Saturday, November 16, 2013

Mean, variance, heritability confusions

This passage is typical (Mary Wakefield in the Spectator, interview with Robert Plomin, July 27, 2013) of a certain confusion:
Crucially, I suppose, what educationalists of a leftish bent must consider is this: if IQ is measurable (it is) and highly heritable (that, too), then the diversity we see now in exam results isn’t going to melt away. In fact, in the best school, with excellent teachers and rigorous exams, a normal, randomly selected bunch of kids will see a greater spread of results, reflecting their inherited abilities.

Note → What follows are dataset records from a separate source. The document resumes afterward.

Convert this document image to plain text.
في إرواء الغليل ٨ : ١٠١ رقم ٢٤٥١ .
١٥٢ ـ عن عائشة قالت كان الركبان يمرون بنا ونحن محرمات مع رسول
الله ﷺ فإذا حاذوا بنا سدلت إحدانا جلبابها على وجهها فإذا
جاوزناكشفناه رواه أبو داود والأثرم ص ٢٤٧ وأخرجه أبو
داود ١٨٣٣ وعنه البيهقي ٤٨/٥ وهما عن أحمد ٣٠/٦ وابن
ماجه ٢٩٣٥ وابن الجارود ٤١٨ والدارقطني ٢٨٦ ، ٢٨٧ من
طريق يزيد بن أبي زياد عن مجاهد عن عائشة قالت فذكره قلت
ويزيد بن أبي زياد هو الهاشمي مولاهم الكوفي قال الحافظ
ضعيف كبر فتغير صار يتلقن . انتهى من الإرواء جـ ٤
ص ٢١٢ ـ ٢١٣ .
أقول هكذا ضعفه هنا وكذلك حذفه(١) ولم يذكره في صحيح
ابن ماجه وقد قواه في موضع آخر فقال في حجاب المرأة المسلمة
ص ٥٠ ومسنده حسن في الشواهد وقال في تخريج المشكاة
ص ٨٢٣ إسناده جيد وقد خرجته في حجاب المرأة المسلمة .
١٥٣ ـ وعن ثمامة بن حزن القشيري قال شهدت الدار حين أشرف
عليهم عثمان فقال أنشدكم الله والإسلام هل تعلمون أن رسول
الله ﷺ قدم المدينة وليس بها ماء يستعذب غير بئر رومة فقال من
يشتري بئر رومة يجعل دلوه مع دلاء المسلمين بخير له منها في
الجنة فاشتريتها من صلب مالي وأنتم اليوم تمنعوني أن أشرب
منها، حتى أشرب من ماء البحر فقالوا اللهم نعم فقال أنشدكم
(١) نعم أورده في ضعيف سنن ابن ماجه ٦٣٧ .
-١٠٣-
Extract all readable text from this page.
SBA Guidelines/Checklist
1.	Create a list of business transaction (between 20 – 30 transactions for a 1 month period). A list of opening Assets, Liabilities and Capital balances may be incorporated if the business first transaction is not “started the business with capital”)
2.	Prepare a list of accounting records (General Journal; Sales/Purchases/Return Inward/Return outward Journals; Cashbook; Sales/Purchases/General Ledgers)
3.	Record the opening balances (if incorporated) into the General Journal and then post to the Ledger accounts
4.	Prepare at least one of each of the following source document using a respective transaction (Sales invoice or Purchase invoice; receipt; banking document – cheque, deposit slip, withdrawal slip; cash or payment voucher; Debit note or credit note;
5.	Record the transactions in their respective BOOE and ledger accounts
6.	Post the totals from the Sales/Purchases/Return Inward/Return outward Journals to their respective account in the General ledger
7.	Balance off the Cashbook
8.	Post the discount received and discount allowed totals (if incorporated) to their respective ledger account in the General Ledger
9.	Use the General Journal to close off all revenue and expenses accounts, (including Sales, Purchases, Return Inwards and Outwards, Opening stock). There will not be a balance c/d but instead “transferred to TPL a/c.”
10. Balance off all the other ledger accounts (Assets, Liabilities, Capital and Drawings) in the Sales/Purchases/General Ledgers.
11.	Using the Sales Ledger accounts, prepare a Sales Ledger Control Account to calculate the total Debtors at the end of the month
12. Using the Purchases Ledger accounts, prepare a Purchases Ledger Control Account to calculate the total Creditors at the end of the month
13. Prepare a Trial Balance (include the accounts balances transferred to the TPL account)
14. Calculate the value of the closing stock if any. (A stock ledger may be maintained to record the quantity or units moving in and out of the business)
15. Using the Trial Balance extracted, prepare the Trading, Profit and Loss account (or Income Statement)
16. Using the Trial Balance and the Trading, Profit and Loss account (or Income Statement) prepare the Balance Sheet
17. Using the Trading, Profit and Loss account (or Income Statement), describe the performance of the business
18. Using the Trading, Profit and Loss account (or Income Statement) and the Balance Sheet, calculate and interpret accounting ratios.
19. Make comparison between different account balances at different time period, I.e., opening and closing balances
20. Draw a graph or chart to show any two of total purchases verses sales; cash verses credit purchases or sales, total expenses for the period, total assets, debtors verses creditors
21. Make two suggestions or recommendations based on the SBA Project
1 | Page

The little Plomins, rich and poor, will pull away. The other kids’ results will get better too, but the gap will grow.
If we could give everyone a good school environment that is identical in all the relevant factors, then the heritability of school achievement will be 100%.   That is, all the variation in the trait will have to be the result of genetic variation, because the variation due to environment, by construction, is zero.   Moreover, having eliminated the variance caused by environment, the variability in this population would be less than the variability if the same population was placed in a diversity of environments. Moreover, while reducing the variance, we would also have increased the average (which is vaguely noted in the above as "the other kids' results will get better too".   We will see a lesser spread of results (and not "the gap will grow").  As a side effect, we will see higher heritability, which just serves to remind that heritability is not the same as inheritability.